Parliament to vote on bill that would soften law punishing insults to "Turkishness".

    Attacks by nationalists have sparked protests from Turkish journalists and writers [EPA]
    "I believe we will push the amendment to Article 301 through parliament next week," Erdogan said in a televised address to the parliamentary group of his Justice and Development Party (AKP) on Tuesday.
    The government submitted to parliament a draft amendment late Monday, ahead of a visit by Jose Manuel Barroso, European Commission President, and Olli Rehn, EU enlargement commissioner, who will arrive in Turkey on Thursday.

    EU demands

    The European Union has been calling on Turkey to amend Article 301, which has been the basis for charges against Turkish writers and journalists such as Hrant Dink, Orhan Pamuk, and Elif Safak, though most cases have eventually been dismissed.

    "If you force the limits of our society's values and public opinion you destabilize certain social balances"

    Kemal Kerincsiz,
    Nationalist lawyer

    Since Hrant Dink was killed, the calls for change inside the country have grown louder.
    Although his death outraged many Turks, conservatives in Turkey still want freedom of speech to be limited.

    The proposal, which could be voted on as early as April 15, calls for the president's approval before prosecutors can launch cases, a move that would make trials under the article more difficult.


    It also replaces the term "Turkishness" (which critics say is too broad and vague) with the "Turkish nation" and decreases the maximum jail term to two years, which would allow the sentence to be suspended or converted to a fine.  


    It also removes a provision that calls for an increased sanction if the crime is committed abroad.


    The AKP is expected to have no difficulty in passing the amendment as it dominates the 550-seat parliament with 340 MPs.

    Cautious welcome
    Ahmet Shik, one of dozens of journalists prosecuted under 301 for insulting Turkey's military told Al Jazeera: "There are approximately 20 other articles in our criminal code that restrict freedom of expression.

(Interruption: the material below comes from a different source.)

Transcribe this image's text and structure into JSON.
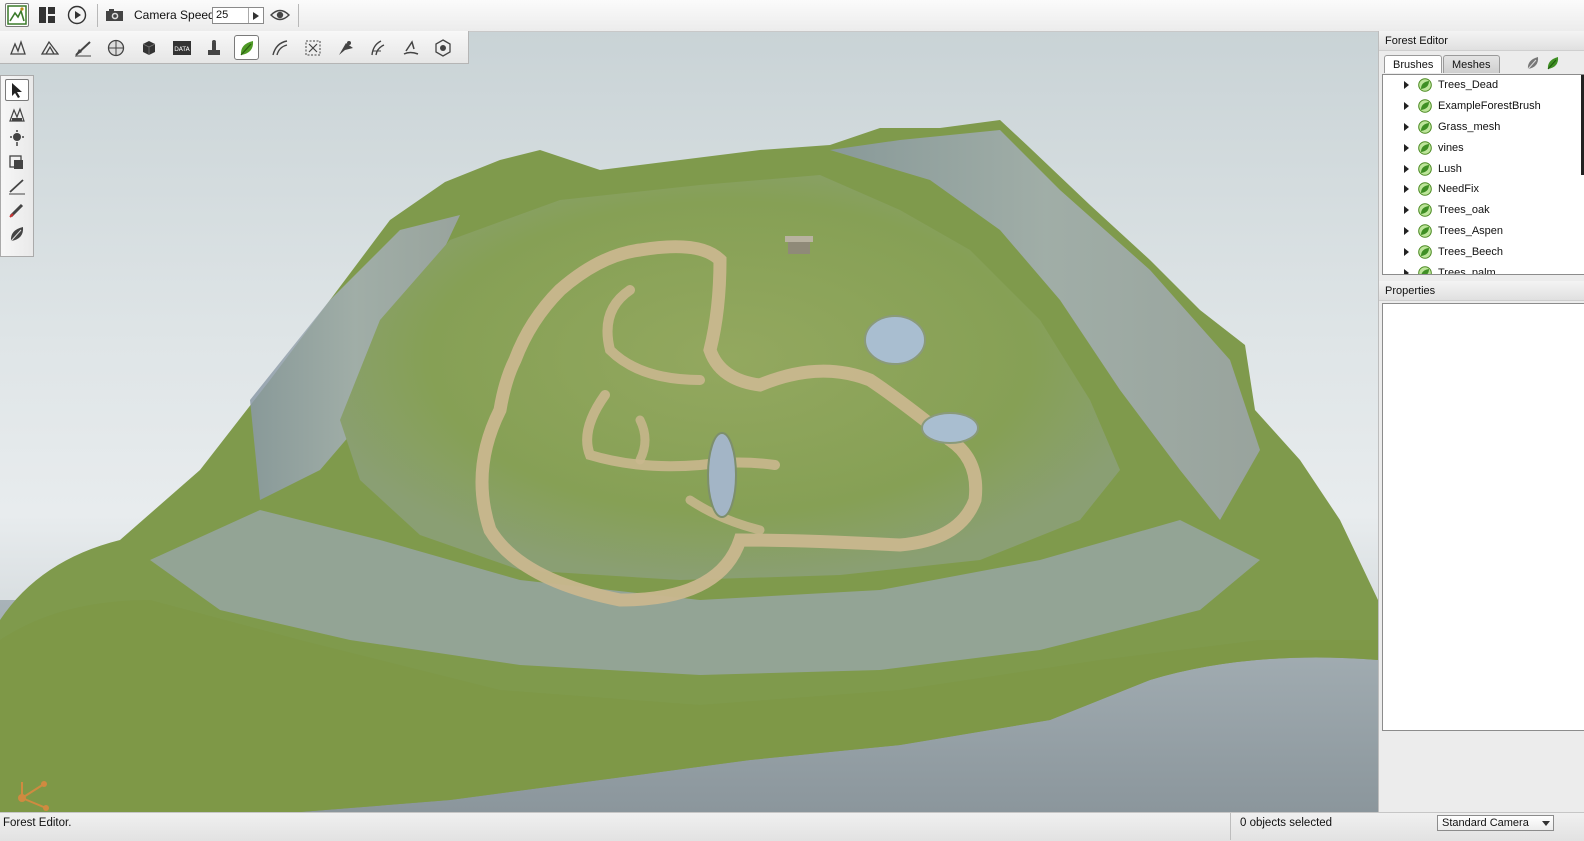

Even if they abolish 301 there are others."
    Kemal Kerincsiz, a nationalist lawyer who approves of article 301, told Al Jazeera that if it was amended Turkey would face many social and political troubles.

    "If you force the limits of our society's values and public opinion you destabilise certain social balances and people will take the law into their own hands. Hrant Dink's murder is a best example of this," he said.
    Shortly after the interview with Al Jazeera, Kerincsiz was arrested in a police operation. The authorities claimed he and other ultranationalists were planning to subvert the law for political ends.